During his suspension he had to complete an honesty paper and an incident packet.  Both things said basically the same thing: 

“On Monday or Tuesday, _______ asked me if I wanted any pills and I said yes so he said he would leave them under the sink in the bathroom and he did and before I used them I thought about what I was doing and felt like sh!# and so I decided that I wasn’t going to use so I flushed them down the toilet and didn’t tell staff.”

I was so nervous about the hearing.  I just didn’t think they wanted him back.  And, I thought that if my son didn’t want to go back, he might be rude and uncooperative with their questions just so that they would expel him.

It wasn’t as intense as we were led to believe it would be.  They agreed to take him back on a three week trial basis.  He was asked to verbally commit to do what he needed to do in the program to advance.  They even got him to commit to go to bed with a better routine, and to eat more so that he could gain weight. 

The doctor told him that if he could not remain in this program he would be referred to another program that was more like a boot camp which was nowhere near as nice as this program is.

They said that they were going to do more behavior-type therapy with him and would give him detailed lists of what they expected him to do and we would have to keep them informed about whether he was doing what was expected.

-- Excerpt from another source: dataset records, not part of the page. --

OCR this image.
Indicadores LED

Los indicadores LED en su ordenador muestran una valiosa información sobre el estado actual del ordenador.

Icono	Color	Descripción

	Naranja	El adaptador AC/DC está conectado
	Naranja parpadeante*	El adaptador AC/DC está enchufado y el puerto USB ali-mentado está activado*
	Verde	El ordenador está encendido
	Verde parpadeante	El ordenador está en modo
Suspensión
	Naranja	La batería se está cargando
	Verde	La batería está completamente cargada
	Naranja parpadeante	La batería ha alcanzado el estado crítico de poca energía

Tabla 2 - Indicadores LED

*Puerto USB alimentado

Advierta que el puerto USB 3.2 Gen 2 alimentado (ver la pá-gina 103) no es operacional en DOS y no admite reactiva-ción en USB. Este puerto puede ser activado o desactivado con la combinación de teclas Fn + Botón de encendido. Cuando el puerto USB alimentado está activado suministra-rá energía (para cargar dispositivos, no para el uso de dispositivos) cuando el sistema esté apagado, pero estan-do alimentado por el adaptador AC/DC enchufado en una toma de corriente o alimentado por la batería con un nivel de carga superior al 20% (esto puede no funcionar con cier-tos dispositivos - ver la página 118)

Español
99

They wanted to take him right to school when the meeting was over.  He thought he would start back the next day and tried to get me to tell them that would be fine with me.  But, I said, “Are you kidding me?  You have been tied to my hip for five days!  You can go to school today!”  He actually seemed to understand.  He wasn’t happy about it, but went willingly. 

It was such a relief.

He wasn’t expelled.

I was so happy.

I kind of think, that in a way, my son was, too.